By most accounts, SVB blew up because of some pretty basic strategic errors. During a decade-plus of low interest rates and cheap cash, startups accumulated huge amounts of investment capital and deposited it with the bank. In 2018, seeking to eke out slightly more profit, the bank locked all that cash into some long-term, low-interest bonds – which they were then forced to sell at a significant loss when the bank run began this month. Also in 2018, the Trump administration reversed some Dodd-Frank financial regulations – a measure that was supported by SVB chief executive Greg Becker.

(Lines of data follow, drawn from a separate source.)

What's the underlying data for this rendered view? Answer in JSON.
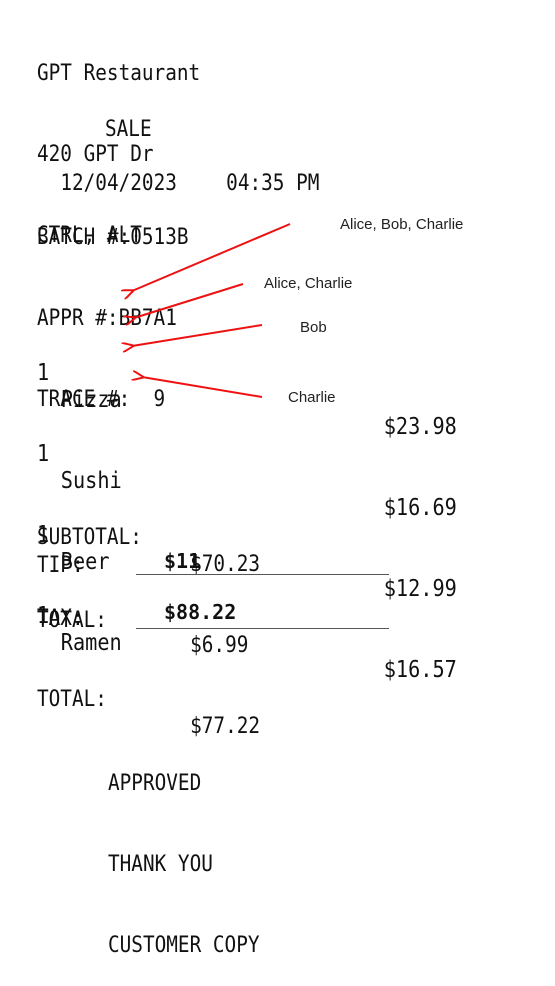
{
  "receipt": {
    "header": {
      "name": "GPT Restaurant",
      "address": "420 GPT Dr",
      "city": "CTRL, ALT"
    },
    "transaction_type": "SALE",
    "date": "12/04/2023",
    "time": "04:35 PM",
    "batch": "BATCH #:0513B",
    "approval": "APPR #:BB7A1",
    "trace": "TRACE #:  9",
    "items": [
      {
        "qty": "1",
        "name": "Pizza",
        "price": "$23.98"
      },
      {
        "qty": "1",
        "name": "Sushi",
        "price": "$16.69"
      },
      {
        "qty": "1",
        "name": "Beer",
        "price": "$12.99"
      },
      {
        "qty": "1",
        "name": "Ramen",
        "price": "$16.57"
      }
    ],
    "subtotal": {
      "label": "SUBTOTAL:",
      "value": "$70.23"
    },
    "tax": {
      "label": "TAX:",
      "value": "$6.99"
    },
    "total": {
      "label": "TOTAL:",
      "value": "$77.22"
    },
    "tip": {
      "label": "TIP:",
      "value": "$11"
    },
    "grand_total": {
      "label": "TOTAL:",
      "value": "$88.22"
    },
    "footer": [
      "APPROVED",
      "THANK YOU",
      "CUSTOMER COPY"
    ]
  },
  "annotations": [
    {
      "text": "Alice, Bob, Charlie",
      "target": "Pizza"
    },
    {
      "text": "Alice, Charlie",
      "target": "Sushi"
    },
    {
      "text": "Bob",
      "target": "Beer"
    },
    {
      "text": "Charlie",
      "target": "Ramen"
    }
  ],
  "colors": {
    "arrow": "#ee1111",
    "ink": "#111111"
  }
}
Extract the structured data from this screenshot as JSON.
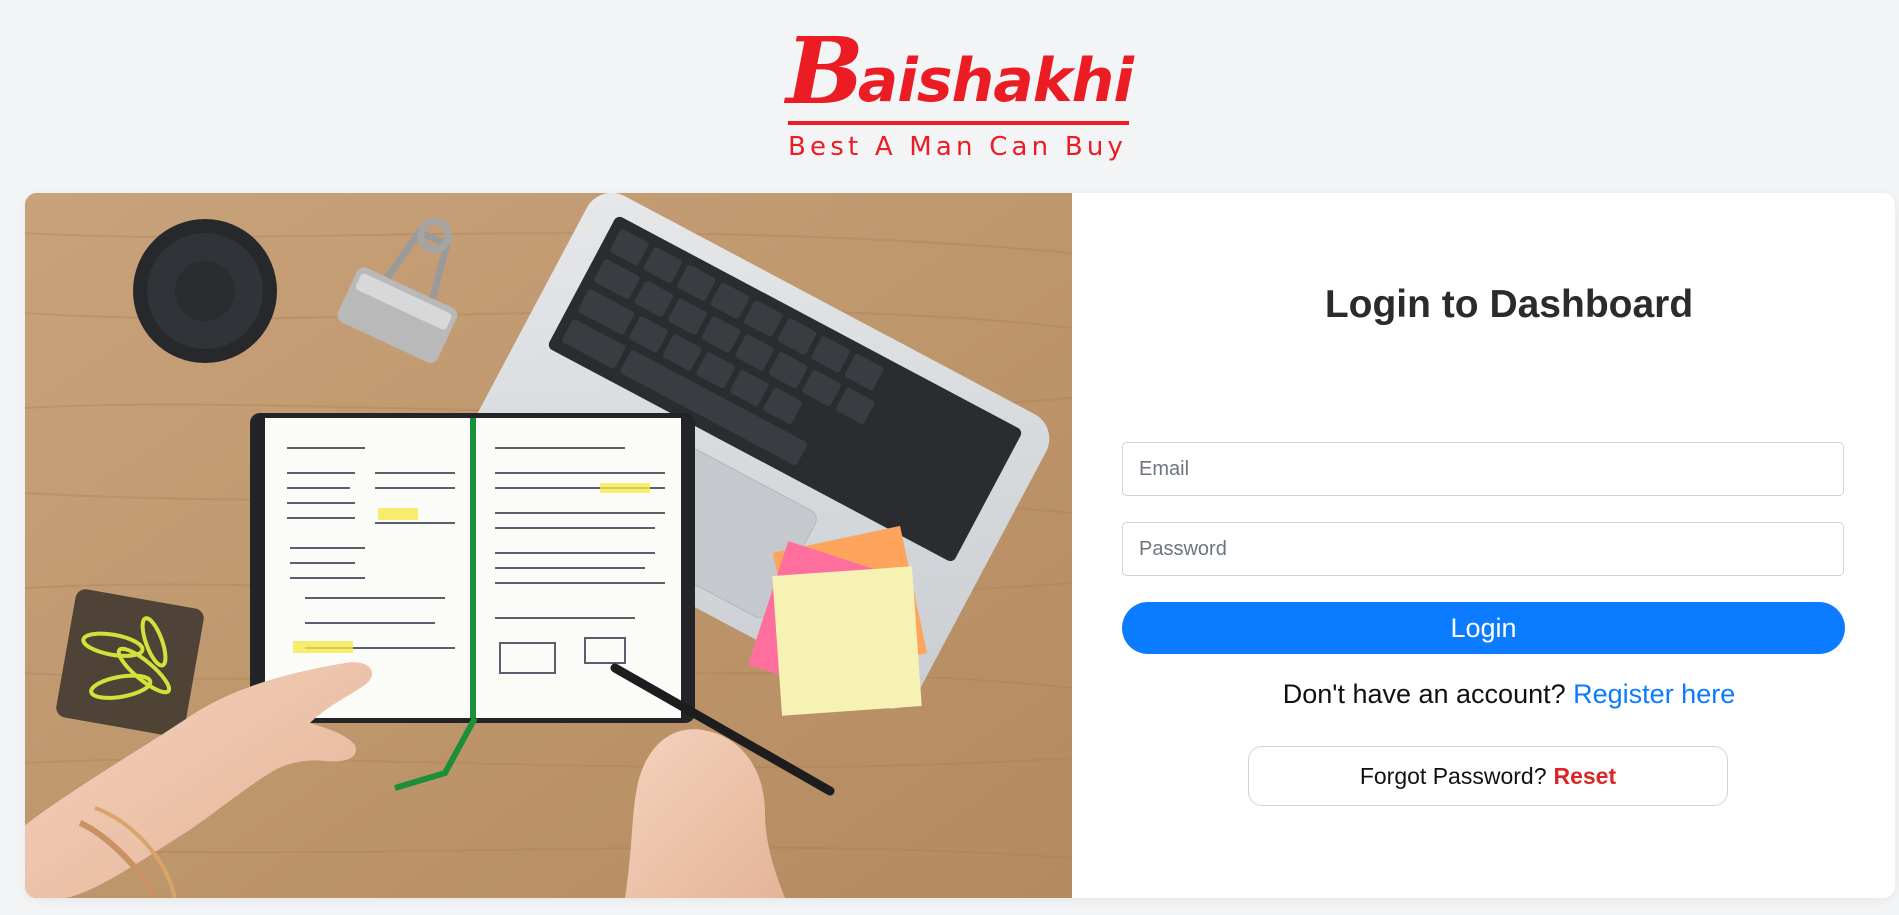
{
  "brand": {
    "initial": "B",
    "name_rest": "aishakhi",
    "tagline": "Best A Man Can Buy",
    "color": "#ec1c24"
  },
  "hero": {
    "image": "workspace-desk-photo"
  },
  "login_form": {
    "title": "Login to Dashboard",
    "email": {
      "placeholder": "Email",
      "value": ""
    },
    "password": {
      "placeholder": "Password",
      "value": ""
    },
    "login_label": "Login",
    "register_prompt": "Don't have an account?",
    "register_link": "Register here",
    "forgot_prompt": "Forgot Password?",
    "reset_link": "Reset"
  },
  "colors": {
    "primary": "#0b7bff",
    "danger": "#dc2626",
    "background": "#f3f4f6"
  }
}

Add the crypto collapse, a general decline in tech stocks and panic from major depositors (such as Peter Thiel’s Founders Fund), and you get a bank run and the fall of Silicon Valley’s favorite bank.
Tech leaders have warned that some companies may not be able to make payroll in the coming week and that layoffs are inevitable. Millionaire and billionaire chief executives have promised on Twitter that a full bailout would really be about protecting workers and intrepid entrepreneurs. But that populist gloss rings hollow for an industry that recently celebrated mass layoffs and whose executives rarely express pro-labour sympathies.
Many Americans are tired of self-regarding chief executives who spend their time on Twitter insisting they are smarter than the rest of us while producing little. More than 60 per cent of Americans live paycheque to paycheque, and new startups tend not to help solve people’s material needs. Some of the more successful startups to emerge in the past decade were rent-seeking intermediaries, like Wrapbook or Etsy, who, as SVB customers, now may be unable to take their cut from others’ work. Since acquiring Twitter, Mr. Musk alone has probably done more to dirty the image of the tech industry than a hundred Mark Zuckerbergs could.
The public just isn’t as infatuated with the tech industry as it once was, and it doesn’t share its political or economic priorities. Still, with their powerful political connections, Silicon Valley’s VCs may yet get their bailout. But they are losing the war of public opinion.